Guest Author - Marisa Seale
It is the responsibility of each and every person to report any form of abuse to relevant authorities immediately. By not reporting abuse, you are as guilty as the perpetrator performing the abuse.
Daily we read about children being abused: sexually in their own homes, verbally and emotionally. Over coffee people discuss the topic at length, organisations spring up like mushrooms and cry out against the abuse. Authorities say programmes are in place to educate children on the topic and to make sure they know their rights; petitions are sent around for everyone to sign; daily there are headlines about the abuse of children; survivors of abuse come forward to share the devastating long term effects of abuse.
Yet, abuse of children has not decreased; instead it has greatly increased the world over.
What is the reason if all the above measures are in place as we are led to believe?
It starts with a person that becomes aware of the abuse and actually does something to stop it. It is at this crucial point that many people choose to do nothing.
Mothers: if your boyfriend or husband is abusing your child, help your child! Do not overlook it because he is the breadwinner or it will cause major disruptions in the family if it comes to light. The affects of the abuse in your child’s life will never leave him or her as long as they live. Too many mothers turn a blind eye to the abuse their children suffer for financial reasons; many in fact take the abuser’s side and tell the child it is “normal” to be abused as it is for the good of the whole family.
People, wake up, abuse doesn’t happen to other people or by strangers violating children; it happens in homes where children are supposed to feel secure and experience unconditional love! They are being abused by the very people that are supposed to protect them!
You may be the teacher that sees the bruises every now & then; you may even go so far as asking the child about them and accept their answer, even when in your heart you know it isn’t the truth- there are just too many bruises too frequently………….but hey, you did ask , so you did your duty. No, you did not. Sorry, but really you did not. You have no idea what the child has been threatened with (maybe the other parent will be hurt, maybe both parents are doing the abuse) or how they have been conditioned never to tell the truth.

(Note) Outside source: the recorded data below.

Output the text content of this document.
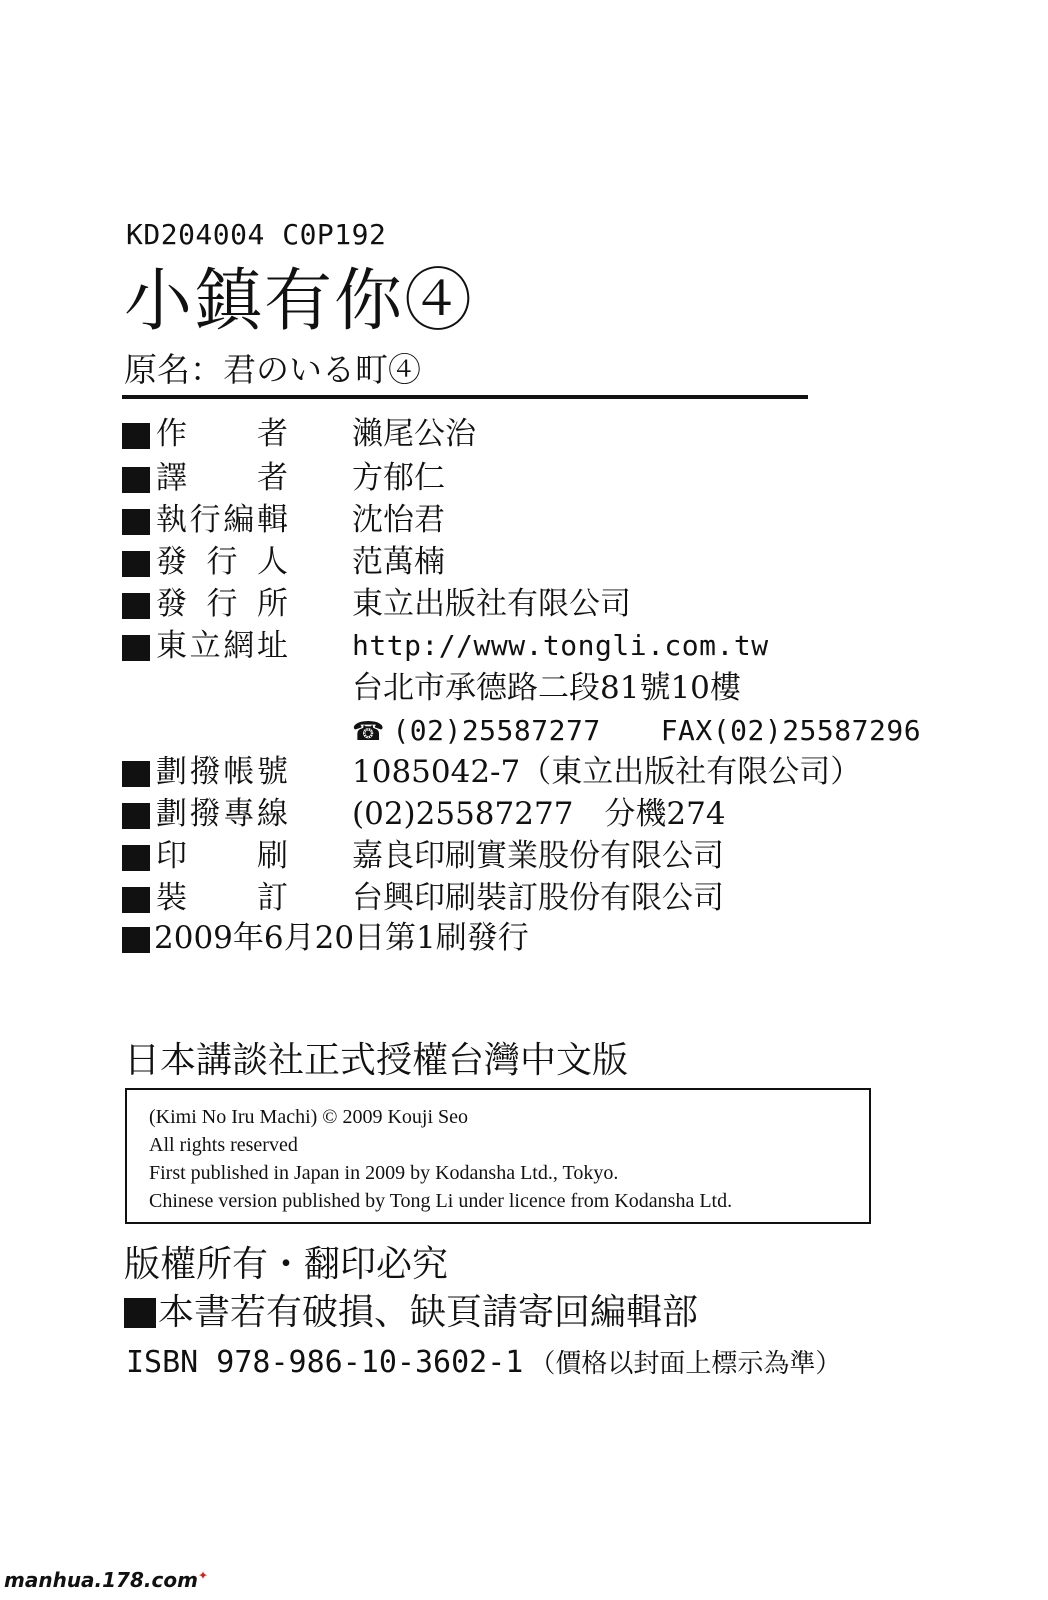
KD204004 C0P192
小鎮有你④
原名：君のいる町④
作　者 瀨尾公治
譯　者 方郁仁
執行編輯 沈怡君
發行人 范萬楠
發行所 東立出版社有限公司
東立網址 http://www.tongli.com.tw
台北市承德路二段81號10樓
☎ (02)25587277 FAX(02)25587296
劃撥帳號 1085042-7（東立出版社有限公司）
劃撥專線 (02)25587277　分機274
印　刷 嘉良印刷實業股份有限公司
裝　訂 台興印刷裝訂股份有限公司
2009年6月20日第1刷發行
日本講談社正式授權台灣中文版
(Kimi No Iru Machi) © 2009 Kouji Seo
All rights reserved
First published in Japan in 2009 by Kodansha Ltd., Tokyo.
Chinese version published by Tong Li under licence from Kodansha Ltd.
版權所有・翻印必究
本書若有破損、缺頁請寄回編輯部
ISBN 978-986-10-3602-1 （價格以封面上標示為準）
manhua.178.com✦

All too often people are scared to report the abuse because they aren’t sure and would rather not risk being wrong if they did report their suspicions. People fear the disruptions it may cause in their own secure little lives. They may have to do something more than discuss it leisurely over lunch with friends. Abuse will never stop unless every person takes the responsibility of reporting abuse immediately, even if it is only a suspicion. You may just be helping a child out of a hopeless situation.
There is the chance that you may be wrong. But what if you are right? To be responsible for a child being helped out of a hopeless situation or for people not to like you if you are wrong?
Which is it to be? What choice to you want to make? To help a child or to keep your life exactly as it is? Too often the choice is to not report the abuse, especially if it affects one directly.
Today I want to tell you in no uncertain terms: if you do not report the abuse; you are as quilty as the abuser. Abuse can only stop if it is brought to the attention of relevant authorities. If abuse is not reported; it does not exist to the outside world. Another child is lost. The dysfunctional cycle is carried over to the next generation. The abused child will forever be a dysfunctional member of society or grow to be an abuser themselves.
If the abuse is reported, the cycle of abuse can be broken. That is why it is essential that each and every person assumes the responsibility to report abuse immediately. If we are not willing to take that responsibility, abuse will continue to flourish and provide headlines to discuss in coffee shops.
Report abuse. It is your responsibility. NOTHING justifies not reporting abuse.